Laying a new aadhaar

The paradigm shift in welfare needs as much public debate as corruption

India is at two critical inflection points. Its administrative practice was corrupt, secretive, hierarchical, arbitrary and overtly centralised. The welfare architecture that went with this state leaked like a sieve, produced all kinds of price and productivity distortions, was captured by the powerful and caught in a rigid bureaucratic logic. The revolt against old administrative practice is now being played out in the open. It has not followed a neat institutional logic, but it has brought us to the point where it is clear that business as usual cannot continue. But we are potentially in game-changing territory on the welfare architecture as well. With the launch of Aadhaar-linked cash transfer schemes, we are putting together the building blocks of another possible but exciting paradigm shift. The paradigm change in welfare needs as much public debate and attention as corruption.

In some ways, the political economy effects of the potential paradigm shift in our welfare architecture could be momentous. We are in a moment of great possibility, but we need to think through exactly what we are doing to build this new architecture very carefully. The design of large-scale welfare systems, once institutionalised, is very difficult to change. It took half a century to get modest healthcare reform in the US. Under the 12th plan, there is going to be unprecedented spending on a healthcare system. But there is no evidence yet that we have the foggiest idea of how to design an incentive-compatible system that will actually yield results. Most institutional debates in healthcare, for example, seem blissfully unaware of complex ground conditions and behavioural issues that need to be taken into account while designing the grand new architecture we are proposing.

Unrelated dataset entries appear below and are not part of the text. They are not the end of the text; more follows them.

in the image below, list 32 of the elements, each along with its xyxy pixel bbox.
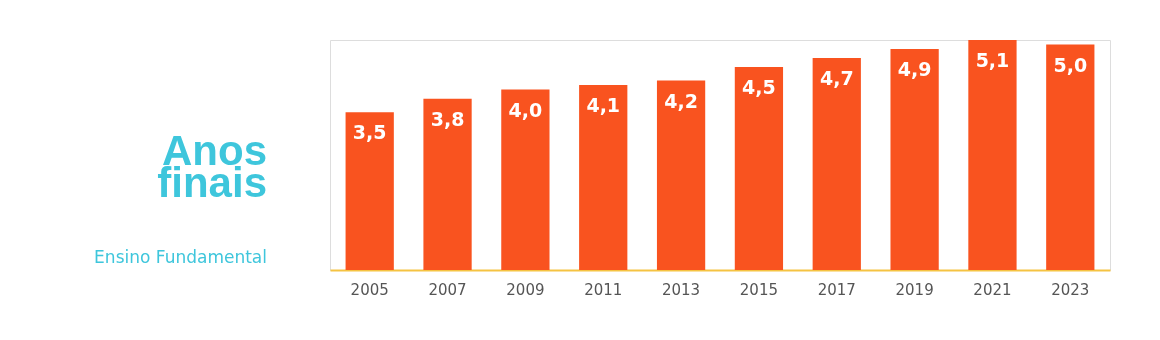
x-tick-label: 2019: [895, 280, 934, 299]
data-label: 5,0: [1053, 53, 1088, 76]
bar: [890, 49, 939, 270]
text: Anos finais: [157, 127, 267, 206]
data-label: 4,1: [586, 94, 621, 117]
data-label: 4,9: [897, 58, 932, 81]
data-label: 4,5: [742, 76, 776, 99]
data-label: 4,0: [508, 98, 543, 121]
bar: [501, 89, 550, 270]
data-label: 4,7: [819, 67, 854, 90]
x-tick-label: 2007: [428, 280, 467, 299]
bar: [423, 98, 472, 270]
bar: [734, 67, 784, 270]
x-tick-label: 2009: [506, 280, 545, 299]
bar: [579, 85, 628, 270]
bar: [812, 58, 861, 270]
x-tick-label: 2017: [817, 280, 856, 299]
bar: [345, 112, 394, 270]
bar: [1046, 44, 1095, 270]
x-tick-label: 2021: [973, 280, 1012, 299]
data-label: 3,5: [352, 121, 387, 144]
data-label: 3,8: [430, 107, 465, 130]
data-label: 4,2: [664, 89, 698, 112]
x-tick-label: 2005: [350, 280, 389, 299]
x-tick-label: 2011: [584, 280, 623, 299]
bar: [656, 80, 706, 270]
x-tick-label: 2013: [661, 280, 701, 299]
x-tick-label: 2023: [1051, 280, 1090, 299]
x-tick-label: 2015: [739, 280, 779, 299]
text: Ensino Fundamental: [94, 247, 267, 267]
bar: [968, 40, 1017, 270]
data-label: 5,1: [975, 49, 1010, 71]
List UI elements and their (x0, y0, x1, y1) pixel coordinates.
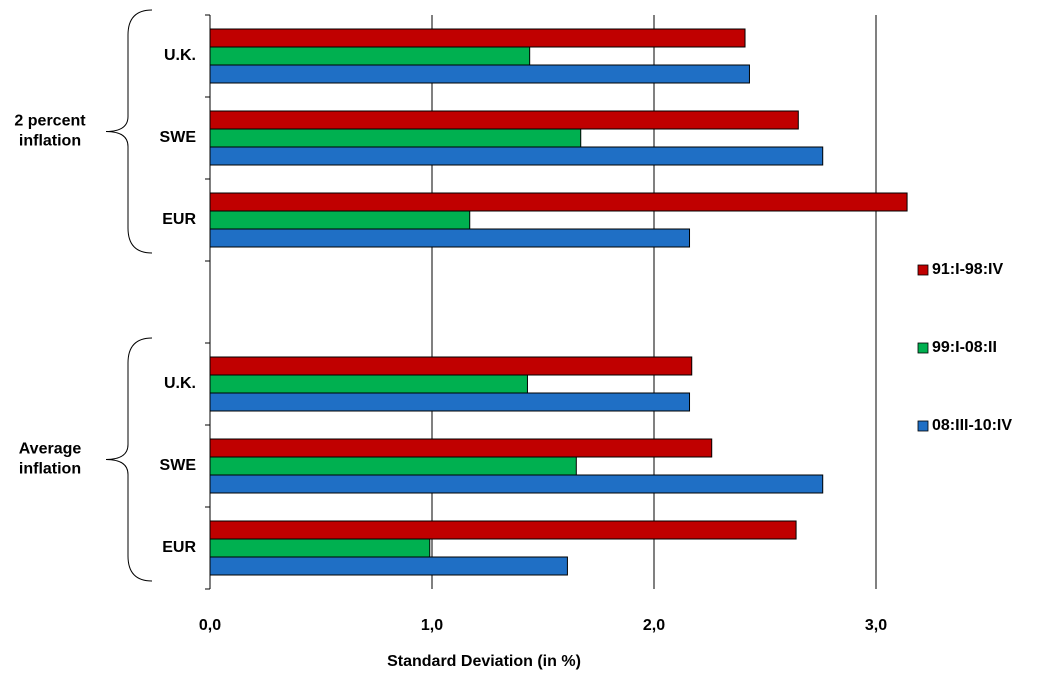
y-tick-label: U.K. (164, 47, 196, 64)
legend-swatch (917, 264, 929, 276)
legend-label: 91:I-98:IV (932, 261, 1003, 278)
bar (209, 538, 431, 558)
bar (209, 146, 824, 166)
legend-label: 08:III-10:IV (932, 417, 1012, 434)
group-label: Average (19, 441, 82, 458)
bar (209, 210, 471, 230)
group-label: inflation (19, 461, 81, 478)
bar (209, 46, 531, 66)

The potential of Aadhaar has been discussed more. There are legitimate concerns over privacy that still need to be addressed. But the case for moving towards cash transfers is quite compelling. In moral terms, it gives citizens the autonomy to exercise the kind of subtle choice they need to cope with varying and difficult circumstances. There is an obtuse paternalism in claims that the poor cannot make relatively rational choices. The idea of millions of women directly receiving cash in their bank accounts is an enticing and empowering one. The practical case is also quite compelling. It would be a little Panglossian to argue that Aadhaar will eliminate all corruption. But there is no doubt that it has the potential to remove a lot of intermediaries as far as citizens are concerned. In the case of fertiliser and fuel subsidies, it could liberate us from the worst distortions in pricing and the sheer criminality the current system produces.